In a UK first, doctors at Royal Surrey have treated their 5,000th prostate cancer patient with brachytherapy – radioactive ‘seeds’ implanted in or near a tumour to treat cancer.

Brachytherapy is an alternative treatment to surgery that can have fewer side effects. It involves the insertion of tiny radioactive seeds covering the entirety of the prostate gland tumour.  As the radiation is put directly into the prostate, the healthy tissue nearby gets a lower dose of radiation and is less likely to be damaged than with other radiation treatment. It isn’t suitable for all patients and is typically offered either for those whose cancer is considered confined to the prostate gland or in combination with external beam radiotherapy in more advanced cases.

In 1999, Royal Surrey was among the first hospitals in the UK to start treating patients with brachytherapy. Prostate Project trustee, Professor Stephen Langley, Professor of Urology at Royal Surrey, treated the very first patient at Royal Surrey and also operated on the 5,000th patient in May 2022, said:

“For the right patient, brachytherapy is as effective as surgery but with fewer side effects. The radioactive material only affects the tissue very close to it, so it tackles the tumour without harm to the rest of the body. Our published curative rates for brachytherapy are more than 90 per cent for most cancers, with more than 99 per cent of patients retaining urinary continence and more than 80 per cent of men retaining erectile function.”

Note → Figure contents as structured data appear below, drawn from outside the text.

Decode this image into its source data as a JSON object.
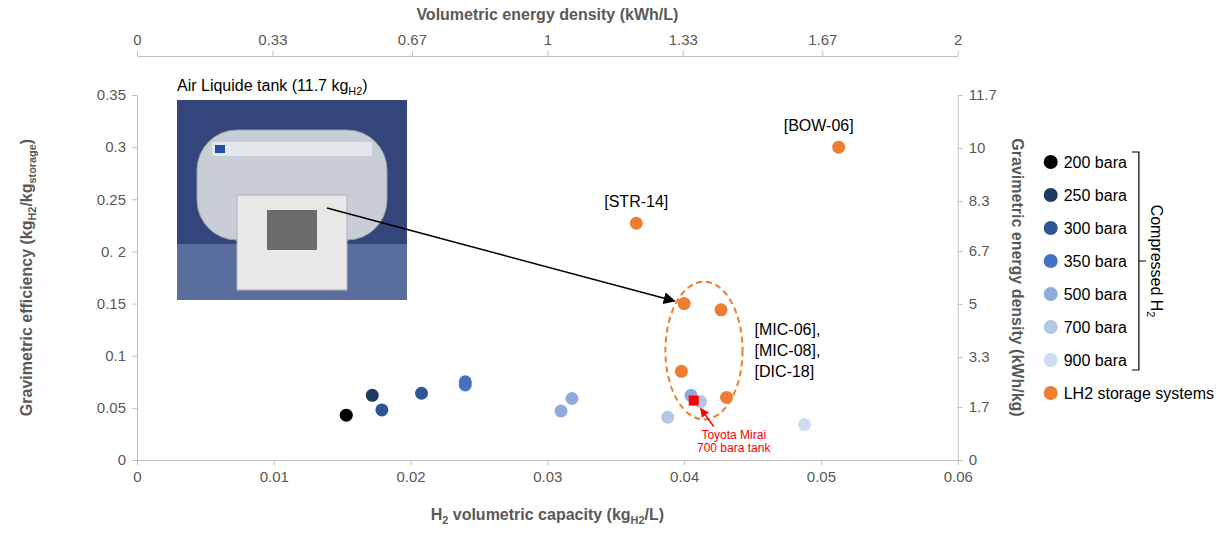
{
  "chart_data": {
    "type": "scatter",
    "x_label": [
      "H",
      "2",
      " volumetric capacity  (kg",
      "H2",
      "/L)"
    ],
    "y_label": [
      "Gravimetric efficiency  (kg",
      "H2",
      "/kg",
      "storage",
      ")"
    ],
    "x2_label": [
      "Volumetric energy density (kWh/L)"
    ],
    "y2_label": [
      "Gravimetric energy density (kWh/kg)"
    ],
    "xlim": [
      0,
      0.06
    ],
    "xticks": [
      0,
      0.01,
      0.02,
      0.03,
      0.04,
      0.05,
      0.06
    ],
    "ylim": [
      0,
      0.35
    ],
    "yticks": [
      0,
      0.05,
      0.1,
      0.15,
      {
        "value": 0.2,
        "label": "0. 2"
      },
      0.25,
      0.3,
      0.35
    ],
    "x2lim": [
      0,
      2
    ],
    "x2ticks": [
      0,
      0.33,
      0.67,
      1,
      1.33,
      1.67,
      2
    ],
    "y2lim": [
      0,
      11.7
    ],
    "y2ticks": [
      0,
      1.7,
      3.3,
      5,
      6.7,
      8.3,
      10,
      11.7
    ],
    "grid": false,
    "legend": "right",
    "marker": "circle",
    "legend_group": {
      "label": [
        "Compressed H",
        "2"
      ]
    },
    "series": [
      {
        "name": "200 bara",
        "color": "#000000",
        "x": [
          0.0153
        ],
        "values": [
          0.043
        ]
      },
      {
        "name": "250 bara",
        "color": "#1f3864",
        "x": [
          0.0172
        ],
        "values": [
          0.062
        ]
      },
      {
        "name": "300 bara",
        "color": "#2f5597",
        "x": [
          0.0179,
          0.0208
        ],
        "values": [
          0.048,
          0.064
        ]
      },
      {
        "name": "350 bara",
        "color": "#4472c4",
        "x": [
          0.024,
          0.024
        ],
        "values": [
          0.075,
          0.072
        ]
      },
      {
        "name": "500 bara",
        "color": "#8faadc",
        "x": [
          0.031,
          0.0318,
          0.0405
        ],
        "values": [
          0.047,
          0.059,
          0.062
        ]
      },
      {
        "name": "700 bara",
        "color": "#b4c7e7",
        "x": [
          0.0388,
          0.0412
        ],
        "values": [
          0.041,
          0.056
        ]
      },
      {
        "name": "900 bara",
        "color": "#d0dcf0",
        "x": [
          0.0488
        ],
        "values": [
          0.034
        ]
      },
      {
        "name": "LH2 storage systems",
        "color": "#ed7d31",
        "x": [
          0.0513,
          0.0365,
          0.04,
          0.0427,
          0.0398,
          0.0431
        ],
        "values": [
          0.3,
          0.227,
          0.15,
          0.144,
          0.085,
          0.06
        ],
        "labels": [
          "[BOW-06]",
          "[STR-14]",
          null,
          null,
          null,
          null
        ]
      }
    ],
    "group_label": [
      "[MIC-06],",
      "[MIC-08],",
      "[DIC-18]"
    ],
    "photo_label": [
      "Air Liquide tank (11.7 kg",
      "H2",
      ")"
    ],
    "highlight": {
      "label": [
        "Toyota Mirai",
        "700 bara tank"
      ],
      "x": 0.0407,
      "y": 0.057,
      "color": "#ff0000",
      "marker": "square"
    }
  }
}
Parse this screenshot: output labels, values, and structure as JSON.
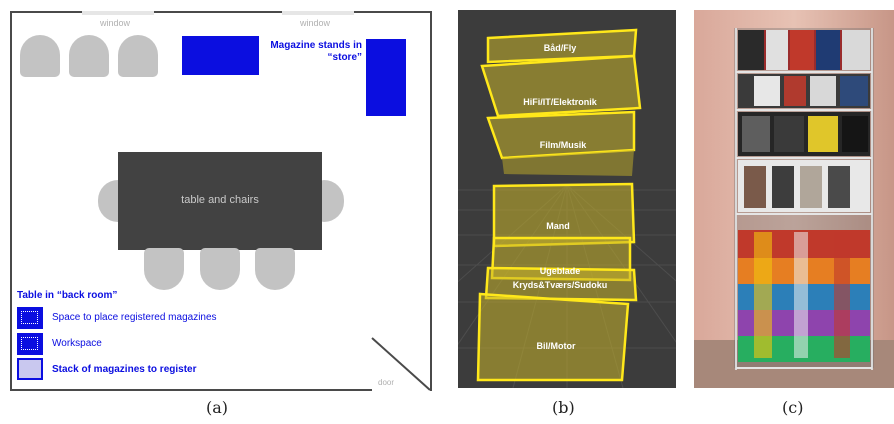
{
  "floor_plan": {
    "window_labels": [
      "window",
      "window"
    ],
    "table_label": "table and chairs",
    "store_label": "Magazine stands in “store”",
    "legend": {
      "title": "Table in “back room”",
      "items": [
        {
          "label": "Space to place registered magazines",
          "style": "dotted"
        },
        {
          "label": "Workspace",
          "style": "dotted"
        },
        {
          "label": "Stack of magazines to register",
          "style": "light"
        }
      ]
    },
    "door_label": "door",
    "colors": {
      "accent_blue": "#0b0ee0",
      "furniture_gray": "#c3c3c3",
      "table_gray": "#424242"
    }
  },
  "ar_view": {
    "shelf_labels": [
      "Båd/Fly",
      "HiFi/IT/Elektronik",
      "Film/Musik",
      "Mand",
      "Ugeblade",
      "Kryds&Tværs/Sudoku",
      "Bil/Motor"
    ],
    "colors": {
      "shelf_outline": "#ffe81a",
      "background": "#3c3c3c"
    }
  },
  "captions": [
    "(a)",
    "(b)",
    "(c)"
  ]
}
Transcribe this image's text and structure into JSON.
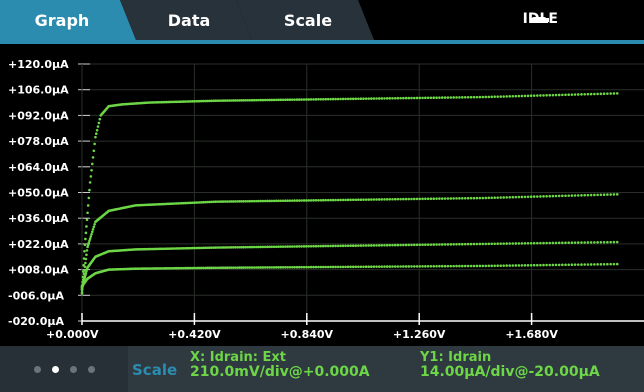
{
  "tabs": [
    {
      "label": "Graph",
      "active": true
    },
    {
      "label": "Data",
      "active": false
    },
    {
      "label": "Scale",
      "active": false
    }
  ],
  "status": {
    "label": "IDLE",
    "icon": "minus-icon"
  },
  "colors": {
    "accent": "#2c8cb0",
    "trace": "#6dd646",
    "tab_inactive": "#28323a"
  },
  "chart_data": {
    "type": "scatter",
    "title": "",
    "xlabel": "",
    "ylabel": "",
    "xlim": [
      0.0,
      2.1
    ],
    "ylim": [
      -20.0,
      120.0
    ],
    "x_tick_labels": [
      "+0.000V",
      "+0.420V",
      "+0.840V",
      "+1.260V",
      "+1.680V"
    ],
    "x_ticks": [
      0.0,
      0.42,
      0.84,
      1.26,
      1.68
    ],
    "y_tick_labels": [
      "+120.0µA",
      "+106.0µA",
      "+092.0µA",
      "+078.0µA",
      "+064.0µA",
      "+050.0µA",
      "+036.0µA",
      "+022.0µA",
      "+008.0µA",
      "-006.0µA",
      "-020.0µA"
    ],
    "y_ticks": [
      120,
      106,
      92,
      78,
      64,
      50,
      36,
      22,
      8,
      -6,
      -20
    ],
    "grid": true,
    "series": [
      {
        "x": [
          0.0,
          0.01,
          0.03,
          0.05,
          0.07,
          0.1,
          0.15,
          0.25,
          0.5,
          1.0,
          1.5,
          2.0
        ],
        "values": [
          -5,
          20,
          55,
          80,
          92,
          97,
          98,
          99,
          100,
          101,
          102,
          104
        ]
      },
      {
        "x": [
          0.0,
          0.02,
          0.05,
          0.1,
          0.2,
          0.5,
          1.0,
          1.5,
          2.0
        ],
        "values": [
          -3,
          20,
          34,
          40,
          43,
          45,
          46,
          47,
          49
        ]
      },
      {
        "x": [
          0.0,
          0.02,
          0.05,
          0.1,
          0.2,
          0.5,
          1.0,
          1.5,
          2.0
        ],
        "values": [
          -2,
          9,
          15,
          18,
          19,
          20,
          21,
          22,
          23
        ]
      },
      {
        "x": [
          0.0,
          0.02,
          0.05,
          0.1,
          0.2,
          0.5,
          1.0,
          1.5,
          2.0
        ],
        "values": [
          -1,
          3,
          6,
          8,
          8.5,
          9,
          9.5,
          10,
          11
        ]
      }
    ]
  },
  "bottom": {
    "page_dots": 4,
    "active_dot": 1,
    "scale_label": "Scale",
    "x_info": {
      "line1": "X: Idrain: Ext",
      "line2": "210.0mV/div@+0.000A"
    },
    "y_info": {
      "line1": "Y1: Idrain",
      "line2": "14.00µA/div@-20.00µA"
    }
  }
}
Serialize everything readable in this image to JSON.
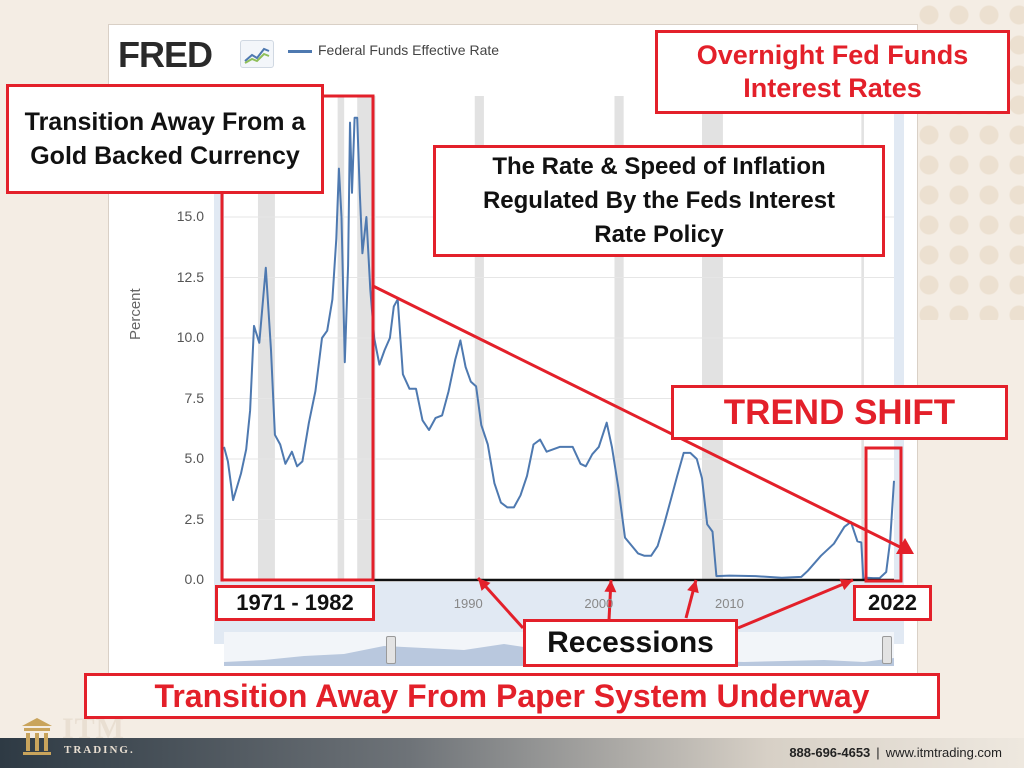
{
  "fred": {
    "logo": "FRED",
    "chart_icon": "line-chart-icon",
    "series_name": "Federal Funds Effective Rate",
    "ylabel": "Percent"
  },
  "annotations": {
    "title": "Overnight Fed Funds Interest Rates",
    "gold": "Transition Away From a Gold Backed Currency",
    "inflation": "The Rate & Speed of Inflation Regulated By the Feds Interest Rate Policy",
    "trend_shift": "TREND SHIFT",
    "period": "1971 - 1982",
    "year_2022": "2022",
    "recessions": "Recessions",
    "paper_system": "Transition Away From Paper System Underway"
  },
  "footer": {
    "brand": "ITM",
    "brand_sub": "TRADING.",
    "phone": "888-696-4653",
    "separator": "|",
    "url": "www.itmtrading.com"
  },
  "colors": {
    "series": "#4e79b0",
    "annotation_red": "#e3202a",
    "recession_band": "#e2e2e2"
  },
  "chart_data": {
    "type": "line",
    "title": "",
    "xlabel": "",
    "ylabel": "Percent",
    "xlim": [
      1971.3,
      2022.6
    ],
    "ylim": [
      0,
      20
    ],
    "y_ticks": [
      0.0,
      2.5,
      5.0,
      7.5,
      10.0,
      12.5,
      15.0
    ],
    "y_tick_labels": [
      "0.0",
      "2.5",
      "5.0",
      "7.5",
      "10.0",
      "12.5",
      "15.0"
    ],
    "x_ticks": [
      1990,
      2000,
      2010
    ],
    "x_tick_labels": [
      "1990",
      "2000",
      "2010"
    ],
    "grid": "horizontal",
    "series": [
      {
        "name": "Federal Funds Effective Rate",
        "x": [
          1971.3,
          1971.6,
          1972.0,
          1972.6,
          1973.0,
          1973.3,
          1973.6,
          1974.0,
          1974.5,
          1974.9,
          1975.2,
          1975.6,
          1976.0,
          1976.5,
          1976.9,
          1977.3,
          1977.8,
          1978.3,
          1978.8,
          1979.2,
          1979.6,
          1979.9,
          1980.1,
          1980.3,
          1980.55,
          1980.8,
          1980.95,
          1981.1,
          1981.3,
          1981.5,
          1981.7,
          1981.9,
          1982.2,
          1982.5,
          1982.8,
          1983.2,
          1983.6,
          1984.0,
          1984.3,
          1984.6,
          1985.0,
          1985.5,
          1986.0,
          1986.5,
          1987.0,
          1987.5,
          1988.0,
          1988.5,
          1989.0,
          1989.4,
          1989.8,
          1990.2,
          1990.6,
          1991.0,
          1991.5,
          1992.0,
          1992.5,
          1993.0,
          1993.5,
          1994.0,
          1994.5,
          1995.0,
          1995.5,
          1996.0,
          1997.0,
          1998.0,
          1998.6,
          1999.0,
          1999.5,
          2000.0,
          2000.6,
          2001.0,
          2001.5,
          2002.0,
          2003.0,
          2003.5,
          2004.0,
          2004.5,
          2005.0,
          2005.5,
          2006.0,
          2006.5,
          2007.0,
          2007.5,
          2007.9,
          2008.3,
          2008.7,
          2009.0,
          2010.0,
          2012.0,
          2014.0,
          2015.5,
          2016.0,
          2017.0,
          2018.0,
          2018.8,
          2019.3,
          2019.8,
          2020.1,
          2020.25,
          2020.5,
          2021.0,
          2021.5,
          2022.0,
          2022.3,
          2022.6
        ],
        "values": [
          5.5,
          4.9,
          3.3,
          4.4,
          5.4,
          7.0,
          10.5,
          9.8,
          12.9,
          9.5,
          6.0,
          5.6,
          4.8,
          5.3,
          4.7,
          4.9,
          6.5,
          7.8,
          10.0,
          10.3,
          11.6,
          14.1,
          17.0,
          15.0,
          9.0,
          13.0,
          18.9,
          16.0,
          19.1,
          19.1,
          16.0,
          13.5,
          15.0,
          12.0,
          10.0,
          8.9,
          9.5,
          10.0,
          11.3,
          11.6,
          8.5,
          7.9,
          7.9,
          6.6,
          6.2,
          6.7,
          6.8,
          7.8,
          9.1,
          9.9,
          8.8,
          8.2,
          8.0,
          6.4,
          5.6,
          4.0,
          3.2,
          3.0,
          3.0,
          3.5,
          4.3,
          5.6,
          5.8,
          5.3,
          5.5,
          5.5,
          4.8,
          4.7,
          5.2,
          5.5,
          6.5,
          5.5,
          3.8,
          1.75,
          1.1,
          1.0,
          1.0,
          1.4,
          2.3,
          3.3,
          4.3,
          5.25,
          5.25,
          5.0,
          4.2,
          2.3,
          2.0,
          0.16,
          0.18,
          0.16,
          0.09,
          0.13,
          0.38,
          1.0,
          1.5,
          2.2,
          2.4,
          1.6,
          1.55,
          0.05,
          0.09,
          0.08,
          0.08,
          0.33,
          1.6,
          4.1
        ]
      }
    ],
    "recessions": [
      [
        1973.9,
        1975.2
      ],
      [
        1980.0,
        1980.5
      ],
      [
        1981.5,
        1982.9
      ],
      [
        1990.5,
        1991.2
      ],
      [
        2001.2,
        2001.9
      ],
      [
        2007.9,
        2009.5
      ],
      [
        2020.1,
        2020.3
      ]
    ]
  }
}
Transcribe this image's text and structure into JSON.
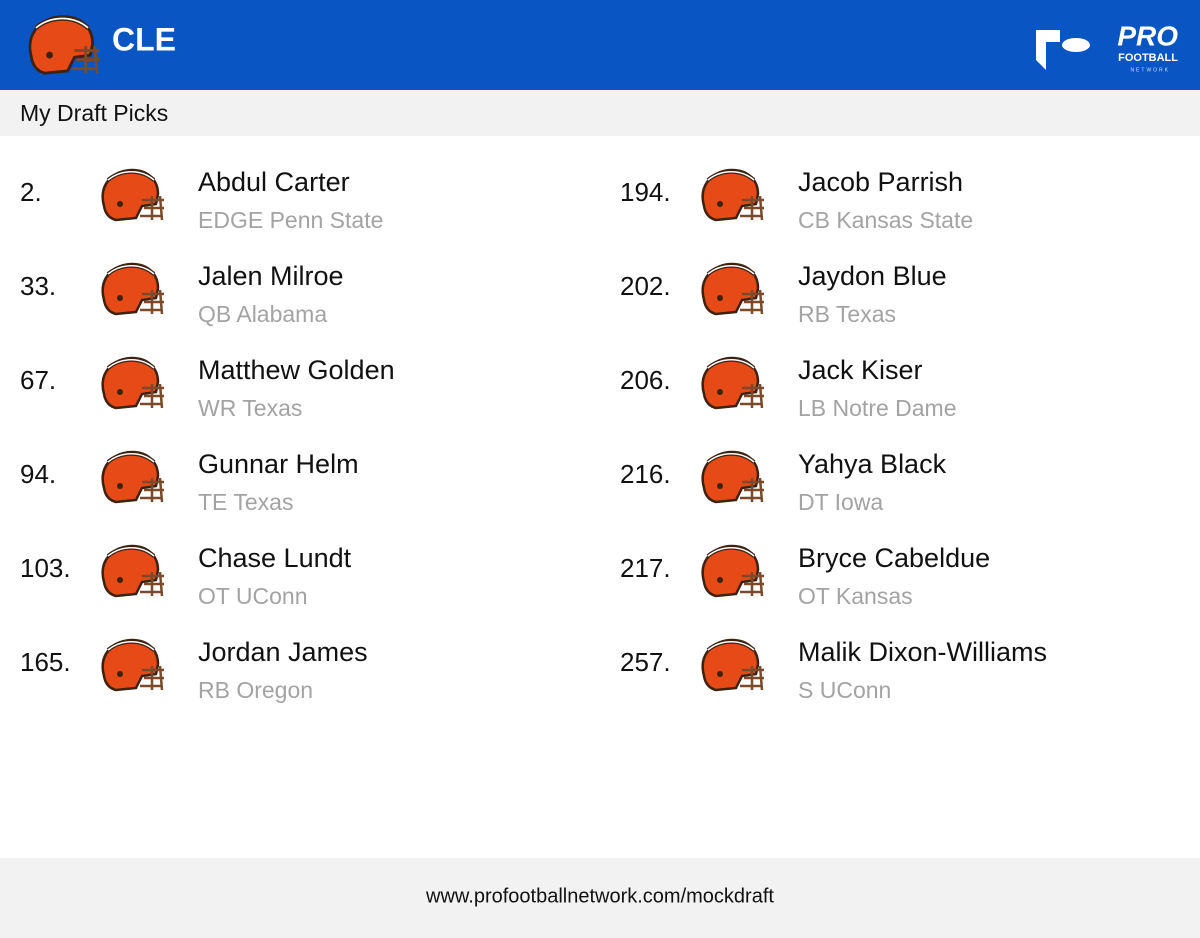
{
  "header": {
    "team": "CLE",
    "logo": {
      "line1": "PRO",
      "line2": "FOOTBALL",
      "line3": "NETWORK"
    }
  },
  "section_title": "My Draft Picks",
  "picks": [
    {
      "pick": "2.",
      "name": "Abdul Carter",
      "detail": "EDGE Penn State"
    },
    {
      "pick": "33.",
      "name": "Jalen Milroe",
      "detail": "QB Alabama"
    },
    {
      "pick": "67.",
      "name": "Matthew Golden",
      "detail": "WR Texas"
    },
    {
      "pick": "94.",
      "name": "Gunnar Helm",
      "detail": "TE Texas"
    },
    {
      "pick": "103.",
      "name": "Chase Lundt",
      "detail": "OT UConn"
    },
    {
      "pick": "165.",
      "name": "Jordan James",
      "detail": "RB Oregon"
    },
    {
      "pick": "194.",
      "name": "Jacob Parrish",
      "detail": "CB Kansas State"
    },
    {
      "pick": "202.",
      "name": "Jaydon Blue",
      "detail": "RB Texas"
    },
    {
      "pick": "206.",
      "name": "Jack Kiser",
      "detail": "LB Notre Dame"
    },
    {
      "pick": "216.",
      "name": "Yahya Black",
      "detail": "DT Iowa"
    },
    {
      "pick": "217.",
      "name": "Bryce Cabeldue",
      "detail": "OT Kansas"
    },
    {
      "pick": "257.",
      "name": "Malik Dixon-Williams",
      "detail": "S UConn"
    }
  ],
  "footer": {
    "url": "www.profootballnetwork.com/mockdraft"
  }
}
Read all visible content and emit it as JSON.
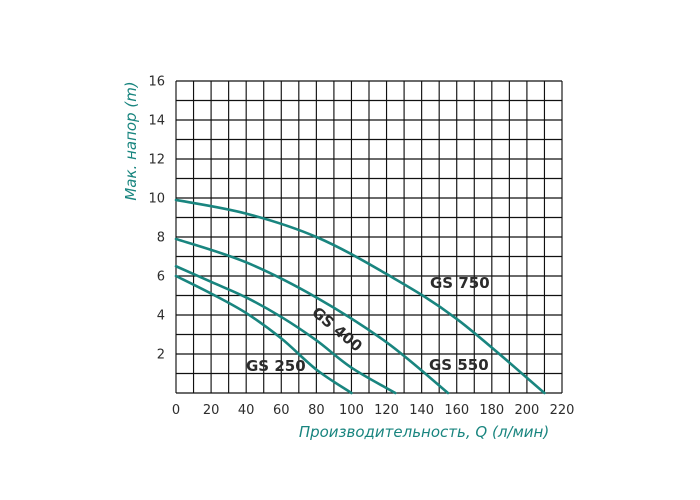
{
  "chart_data": {
    "type": "line",
    "title": "",
    "xlabel": "Производительность, Q (л/мин)",
    "ylabel": "Мак. напор (m)",
    "xlim": [
      0,
      220
    ],
    "ylim": [
      0,
      16
    ],
    "xticks": [
      0,
      20,
      40,
      60,
      80,
      100,
      120,
      140,
      160,
      180,
      200,
      220
    ],
    "yticks": [
      2,
      4,
      6,
      8,
      10,
      12,
      14,
      16
    ],
    "grid": true,
    "grid_minor_x_step": 10,
    "grid_minor_y_step": 1,
    "legend": "none",
    "series_color": "#19857f",
    "grid_color": "#111111",
    "axis_title_color": "#19857f",
    "series": [
      {
        "name": "GS 250",
        "x": [
          0,
          20,
          40,
          60,
          80,
          100
        ],
        "y": [
          6.0,
          5.1,
          4.1,
          2.8,
          1.2,
          0
        ]
      },
      {
        "name": "GS 400",
        "x": [
          0,
          20,
          40,
          60,
          80,
          100,
          125
        ],
        "y": [
          6.5,
          5.7,
          4.9,
          3.9,
          2.7,
          1.3,
          0
        ]
      },
      {
        "name": "GS 550",
        "x": [
          0,
          40,
          80,
          120,
          155
        ],
        "y": [
          7.9,
          6.7,
          4.9,
          2.6,
          0
        ]
      },
      {
        "name": "GS 750",
        "x": [
          0,
          40,
          80,
          120,
          160,
          210
        ],
        "y": [
          9.9,
          9.2,
          8.0,
          6.1,
          3.8,
          0
        ]
      }
    ]
  }
}
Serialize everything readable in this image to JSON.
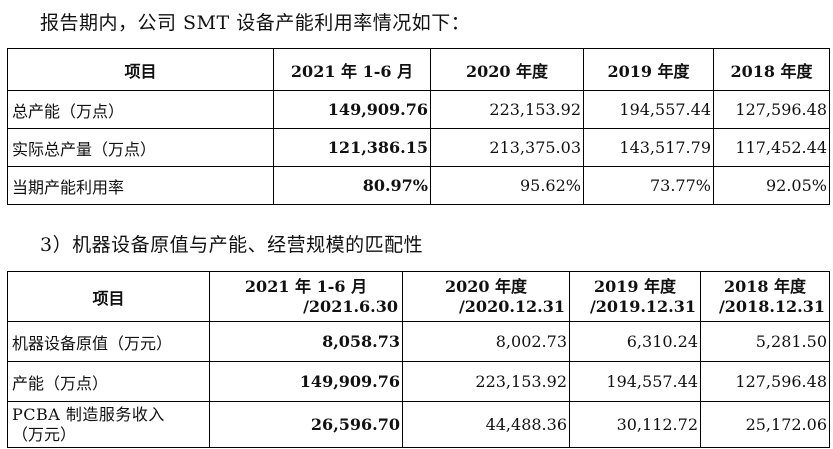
{
  "intro_text": "报告期内，公司 SMT 设备产能利用率情况如下：",
  "table1": {
    "headers": [
      "项目",
      "2021 年 1-6 月",
      "2020 年度",
      "2019 年度",
      "2018 年度"
    ],
    "rows": [
      {
        "label": "总产能（万点）",
        "values": [
          "149,909.76",
          "223,153.92",
          "194,557.44",
          "127,596.48"
        ]
      },
      {
        "label": "实际总产量（万点）",
        "values": [
          "121,386.15",
          "213,375.03",
          "143,517.79",
          "117,452.44"
        ]
      },
      {
        "label": "当期产能利用率",
        "values": [
          "80.97%",
          "95.62%",
          "73.77%",
          "92.05%"
        ]
      }
    ]
  },
  "section_title": "3）机器设备原值与产能、经营规模的匹配性",
  "table2": {
    "headers": [
      {
        "line1": "项目",
        "line2": ""
      },
      {
        "line1": "2021 年 1-6 月",
        "line2": "/2021.6.30"
      },
      {
        "line1": "2020 年度",
        "line2": "/2020.12.31"
      },
      {
        "line1": "2019 年度",
        "line2": "/2019.12.31"
      },
      {
        "line1": "2018 年度",
        "line2": "/2018.12.31"
      }
    ],
    "rows": [
      {
        "label": "机器设备原值（万元）",
        "values": [
          "8,058.73",
          "8,002.73",
          "6,310.24",
          "5,281.50"
        ]
      },
      {
        "label": "产能（万点）",
        "values": [
          "149,909.76",
          "223,153.92",
          "194,557.44",
          "127,596.48"
        ]
      },
      {
        "label_line1": "PCBA 制造服务收入",
        "label_line2": "（万元）",
        "values": [
          "26,596.70",
          "44,488.36",
          "30,112.72",
          "25,172.06"
        ]
      }
    ]
  }
}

Richard, a hospital consultant working in the West Country, was the 5,000th brachytherapy patient at Royal Surrey. He was diagnosed with prostate cancer four years ago. His condition was initially very low risk and didn’t need treatment until this year when his cancer became malignant and started to grow. After his procedure, he said:

“I chose brachytherapy because it has fewer side effects than the surgery for my condition and a good treatment success rate for my diagnosis. After hearing Professor Langley’s reputation in the field, I asked if he could treat me at Royal Surrey.

“The brachytherapy team couldn’t have been more helpful and the procedure went well. I came out feeling surprisingly fine. A week on, I can now feel that the brachytherapy implants are active which is slightly uncomfortable but I believe this feeling should subside within the next few weeks and I am hopeful this treatment will be successful.”

Doctors at Royal Surrey are only aware of one other centre in the world – in Chicago – that has treated more than 5,000 prostate cancer patients with brachytherapy. Professor Langley said:

“Royal Surrey pioneered brachytherapy treatment more than two decades ago and, today, patients from all over Europe come to receive brachytherapy with us.”

Royal Surrey is one of the UK’s major providers of cancer care with expertise in a wide range of cancers. It serves not only the population local to Royal Surrey but it is also a regional referral centre for the South East and, in some cases, nationally. In 2021 around 8,500 people were treated for cancer at St Luke’s.